JAKARTA – PT Pertamina (Persero) memanfaatkan minyak mentah dari Aljazair untuk memperkuat ketahanan energi sekaligus mendukung kemandirian ekonomi nasional. Sabtu (31/1/2026), kapal MT Spyros membawa 1 juta barel minyak mentah ke Cilacap dalam program “Bring Barrels Home”.
Pengiriman ini terkait dengan perpanjangan kontrak bagi hasil Blok 405A yang menjamin operasional 25 tahun ke depan.

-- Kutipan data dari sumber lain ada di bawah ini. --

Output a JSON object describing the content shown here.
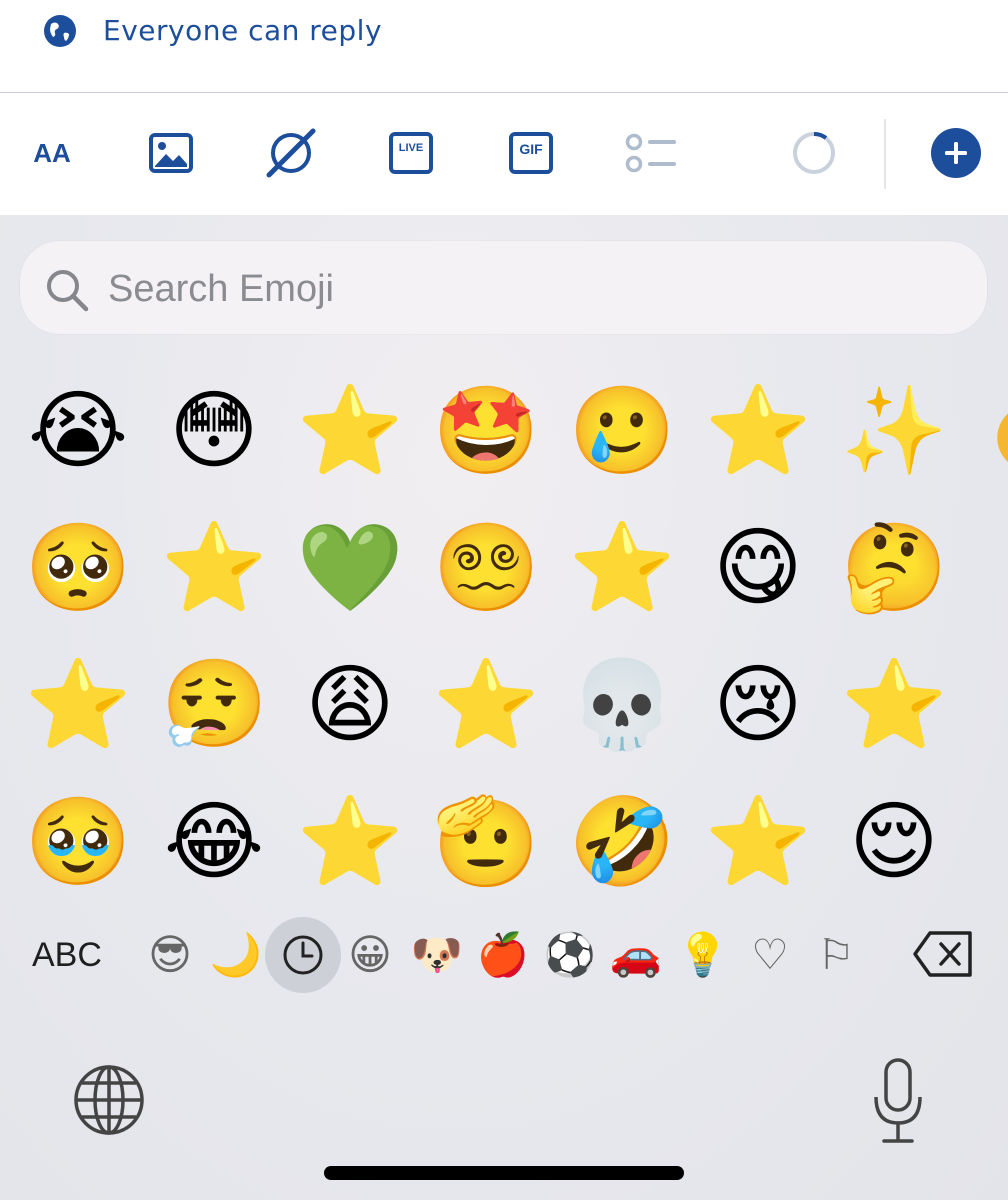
{
  "reply": {
    "label": "Everyone can reply",
    "icon": "globe-icon"
  },
  "toolbar": {
    "accent": "#1d4e9b",
    "text_format_label": "AA",
    "icons": [
      "text-format-icon",
      "image-icon",
      "grok-icon",
      "live-icon",
      "gif-icon",
      "poll-icon",
      "character-count-ring-icon",
      "add-post-icon"
    ],
    "live_label": "LIVE",
    "gif_label": "GIF"
  },
  "emoji_keyboard": {
    "search_placeholder": "Search Emoji",
    "recent_emojis": [
      "😭",
      "😳",
      "⭐",
      "🤩",
      "🥲",
      "⭐",
      "✨",
      "🥺",
      "⭐",
      "💚",
      "😵‍💫",
      "⭐",
      "😋",
      "🤔",
      "⭐",
      "😮‍💨",
      "😩",
      "⭐",
      "💀",
      "😢",
      "⭐",
      "🥹",
      "😂",
      "⭐",
      "🫡",
      "🤣",
      "⭐",
      "😌"
    ],
    "categories": {
      "abc_label": "ABC",
      "items": [
        "😎",
        "🌙",
        "🕘",
        "😀",
        "🐶",
        "🍎",
        "⚽",
        "🚗",
        "💡",
        "♡",
        "⚐"
      ],
      "active": "recents"
    },
    "delete_icon": "delete-icon",
    "globe_icon": "globe-icon",
    "mic_icon": "microphone-icon"
  }
}
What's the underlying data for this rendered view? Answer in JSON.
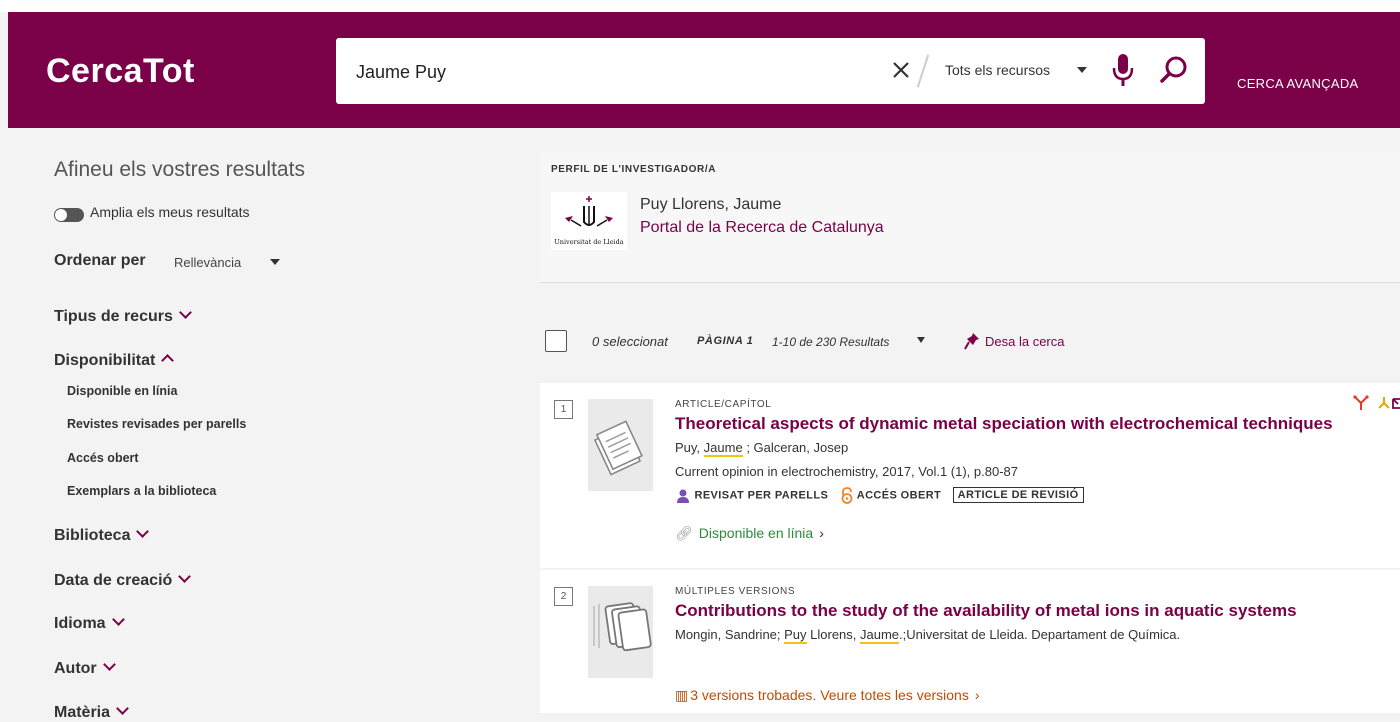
{
  "header": {
    "logo": "CercaTot",
    "search_value": "Jaume Puy",
    "scope_label": "Tots els recursos",
    "advanced_label": "CERCA AVANÇADA",
    "colors": {
      "brand": "#7a0047"
    }
  },
  "sidebar": {
    "title": "Afineu els vostres resultats",
    "expand_toggle_label": "Amplia els meus resultats",
    "sort_label": "Ordenar per",
    "sort_value": "Rellevància",
    "facets": [
      {
        "label": "Tipus de recurs",
        "expanded": false
      },
      {
        "label": "Disponibilitat",
        "expanded": true,
        "options": [
          "Disponible en línia",
          "Revistes revisades per parells",
          "Accés obert",
          "Exemplars a la biblioteca"
        ]
      },
      {
        "label": "Biblioteca",
        "expanded": false
      },
      {
        "label": "Data de creació",
        "expanded": false
      },
      {
        "label": "Idioma",
        "expanded": false
      },
      {
        "label": "Autor",
        "expanded": false
      },
      {
        "label": "Matèria",
        "expanded": false
      }
    ]
  },
  "profile": {
    "heading": "PERFIL DE L'INVESTIGADOR/A",
    "logo_caption": "Universitat de Lleida",
    "name": "Puy Llorens, Jaume",
    "link": "Portal de la Recerca de Catalunya"
  },
  "toolbar": {
    "selected": "0 seleccionat",
    "page": "PÀGINA 1",
    "range": "1-10 de 230 Resultats",
    "save_search": "Desa la cerca"
  },
  "results": [
    {
      "num": "1",
      "type": "ARTICLE/CAPÍTOL",
      "title": "Theoretical aspects of dynamic metal speciation with electrochemical techniques",
      "authors_pre": "Puy, ",
      "authors_hl": "Jaume",
      "authors_post": " ; Galceran, Josep",
      "source": "Current opinion in electrochemistry, 2017, Vol.1 (1), p.80-87",
      "badge_peer": "REVISAT PER PARELLS",
      "badge_oa": "ACCÉS OBERT",
      "badge_type": "ARTICLE DE REVISIÓ",
      "availability": "Disponible en línia"
    },
    {
      "num": "2",
      "type": "MÚLTIPLES VERSIONS",
      "title": "Contributions to the study of the availability of metal ions in aquatic systems",
      "authors_pre": "Mongin, Sandrine; ",
      "authors_hl1": "Puy",
      "authors_mid": " Llorens, ",
      "authors_hl2": "Jaume",
      "authors_post": ".;Universitat de Lleida. Departament de Química.",
      "versions": "3 versions trobades. Veure totes les versions"
    }
  ]
}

Pertamina menekankan bahwa program ini bukan hanya soal pasokan energi, tetapi juga memberi dampak ekonomi lokal, dari penciptaan lapangan kerja hingga penguatan rantai pasok global.
Direktur Utama Pertamina, Simon Aloysius Mantiri, menegaskan, “Ini adalah bukti nyata Pertamina memperkuat posisi Indonesia di rantai pasok energi global dan mengoptimalkan manfaat ekonomi dari setiap barel minyak yang masuk.”
Komisaris Utama Pertamina, Mochamad Iriawan, menambahkan bahwa kesuksesan ini menjadi motivasi bagi seluruh Perwira Pertamina untuk terus bekerja produktif, aman, dan berorientasi pada prinsip HSSE, sambil mendukung target Net Zero Emission 2060.